Migrant*innen rausschmeißen, Aktivist*innen einbuchten
Vorgestern hat nun auch das Staatsoberhaupt grünes Licht gegeben – für das ungerechteste und unmenschliche Gesetz seit Ende des Zweiten Weltkrieges. Aus Erfahrung können wir sagen, dass dieses Gesetz uns allen schaden (und nicht etwa, wie es seitens unserer Regierung immer heißt, „allen voran die Italiener*innen“ fördern) wird, da es Rechte beschneidet und (abgesehen von Menschenhändlern und Mafiosi) niemandem Vorteile verschafft, sondern nur Hass, Elend und soziale Konflikte schürt.
Erste Auswirkungen des Gesetzes sind die Schließungen vieler Aufnahmezentren durch die Präfekturen sowie flächendeckende Kontrollen, um jene Bewohner*innen der Zentren aufzuspüren und vor die Tür zu setzen, die kein politisches Asyl, sondern eine humanitäre Aufenthaltsgenehmigung haben. In Palermo wurden in der vergangenen Woche drei Aufnahmezentren geschlossen, andere haben ihren Nutzungszweck modifiziert. Das Zentrum Azad-Elom, das zunächst als Einrichtung für minderjährige Geflüchtete diente und dann außerordentliches Aufnahmezentrum wurde, „enthält“ heute über 140 Asylbewerber*innen. In anderen sizilianischen und italienischen Städten sieht es ähnlich aus. Wie man es sich hätte denken können, zerstört das Gesetz nicht nur das ohnehin fragile Aufnahmesystem, sondern führt auf Ebene der Kommunen und der Institutionen zu unzähligen Problemen: Offene Stellenausschreibungen werden zurückgezogen, Verträge unilateral gekündigt und Arbeitsplätze vom einen auf den anderen Tag gestrichen. In einer solchen Situation lassen freilich auch illegale Machenschaften nicht lange auf sich warten: In Palermo, Alcamo, Marsala und anderen Städten sollen Verantwortliche der Einwohnermeldeämter beschlossen haben, einfach keine Meldungen ausländischer Bürger*innen mehr anzunehmen.

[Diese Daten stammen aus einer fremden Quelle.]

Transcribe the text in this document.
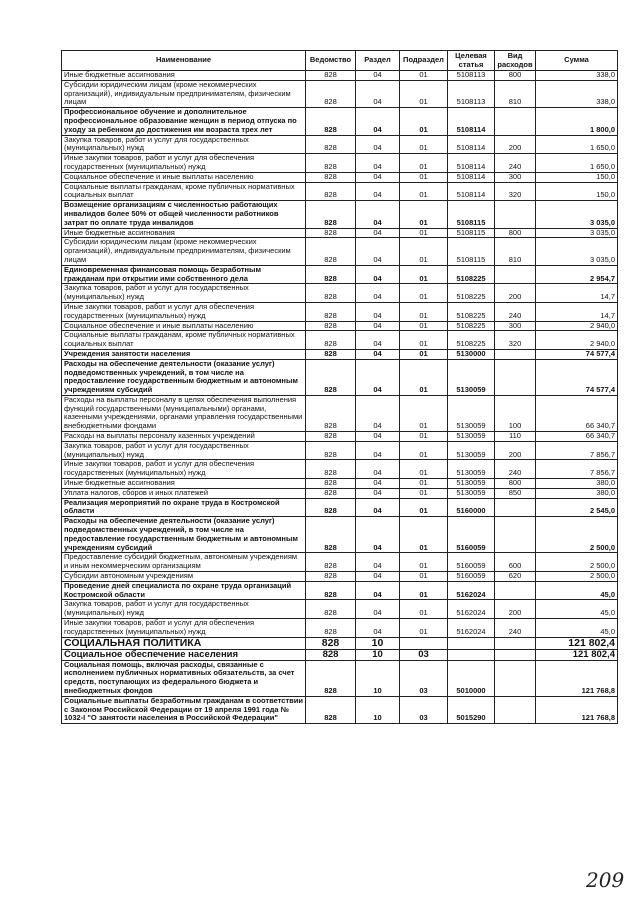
Наименование	Ведомство	Раздел	Подраздел	Целевая статья	Вид расходов	Сумма
Иные бюджетные ассигнования	828	04	01	5108113	800	338,0
Субсидии юридическим лицам (кроме некоммерческих организаций), индивидуальным предпринимателям, физическим лицам	828	04	01	5108113	810	338,0
Профессиональное обучение и дополнительное профессиональное образование женщин в период отпуска по уходу за ребенком до достижения им возраста трех лет	828	04	01	5108114		1 800,0
Закупка товаров, работ и услуг для государственных (муниципальных) нужд	828	04	01	5108114	200	1 650,0
Иные закупки товаров, работ и услуг для обеспечения государственных (муниципальных) нужд	828	04	01	5108114	240	1 650,0
Социальное обеспечение и иные выплаты населению	828	04	01	5108114	300	150,0
Социальные выплаты гражданам, кроме публичных нормативных социальных выплат	828	04	01	5108114	320	150,0
Возмещение организациям с численностью работающих инвалидов более 50% от общей численности работников затрат по оплате труда инвалидов	828	04	01	5108115		3 035,0
Иные бюджетные ассигнования	828	04	01	5108115	800	3 035,0
Субсидии юридическим лицам (кроме некоммерческих организаций), индивидуальным предпринимателям, физическим лицам	828	04	01	5108115	810	3 035,0
Единовременная финансовая помощь безработным гражданам при открытии ими собственного дела	828	04	01	5108225		2 954,7
Закупка товаров, работ и услуг для государственных (муниципальных) нужд	828	04	01	5108225	200	14,7
Иные закупки товаров, работ и услуг для обеспечения государственных (муниципальных) нужд	828	04	01	5108225	240	14,7
Социальное обеспечение и иные выплаты населению	828	04	01	5108225	300	2 940,0
Социальные выплаты гражданам, кроме публичных нормативных социальных выплат	828	04	01	5108225	320	2 940,0
Учреждения занятости населения	828	04	01	5130000		74 577,4
Расходы на обеспечение деятельности (оказание услуг) подведомственных учреждений, в том числе на предоставление государственным бюджетным и автономным учреждениям субсидий	828	04	01	5130059		74 577,4
Расходы на выплаты персоналу в целях обеспечения выполнения функций государственными (муниципальными) органами, казенными учреждениями, органами управления государственными внебюджетными фондами	828	04	01	5130059	100	66 340,7
Расходы на выплаты персоналу казенных учреждений	828	04	01	5130059	110	66 340,7
Закупка товаров, работ и услуг для государственных (муниципальных) нужд	828	04	01	5130059	200	7 856,7
Иные закупки товаров, работ и услуг для обеспечения государственных (муниципальных) нужд	828	04	01	5130059	240	7 856,7
Иные бюджетные ассигнования	828	04	01	5130059	800	380,0
Уплата налогов, сборов и иных платежей	828	04	01	5130059	850	380,0
Реализация мероприятий по охране труда в Костромской области	828	04	01	5160000		2 545,0
Расходы на обеспечение деятельности (оказание услуг) подведомственных учреждений, в том числе на предоставление государственным бюджетным и автономным учреждениям субсидий	828	04	01	5160059		2 500,0
Предоставление субсидий бюджетным, автономным учреждениям и иным некоммерческим организациям	828	04	01	5160059	600	2 500,0
Субсидии автономным учреждениям	828	04	01	5160059	620	2 500,0
Проведение дней специалиста по охране труда организаций Костромской области	828	04	01	5162024		45,0
Закупка товаров, работ и услуг для государственных (муниципальных) нужд	828	04	01	5162024	200	45,0
Иные закупки товаров, работ и услуг для обеспечения государственных (муниципальных) нужд	828	04	01	5162024	240	45,0
СОЦИАЛЬНАЯ ПОЛИТИКА	828	10				121 802,4
Социальное обеспечение населения	828	10	03			121 802,4
Социальная помощь, включая расходы, связанные с исполнением публичных нормативных обязательств, за счет средств, поступающих из федерального бюджета и внебюджетных фондов	828	10	03	5010000		121 768,8
Социальные выплаты безработным гражданам в соответствии с Законом Российской Федерации от 19 апреля 1991 года № 1032-I "О занятости населения в Российской Федерации"	828	10	03	5015290		121 768,8
209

In den vergangen Tagen hatten wir die Ehre, Adam, Ibra, Mohamed, Rajib, Demba, Fathi, Adrea, Tiziana, Marco, Irene und Fulvio (Namen von der Redaktion geändert) zu treffen – junge Menschen in ganz unterschiedlichen Lebenssituationen, die dennoch alle von diesem verfassungswidrigen Gesetz betroffen sind.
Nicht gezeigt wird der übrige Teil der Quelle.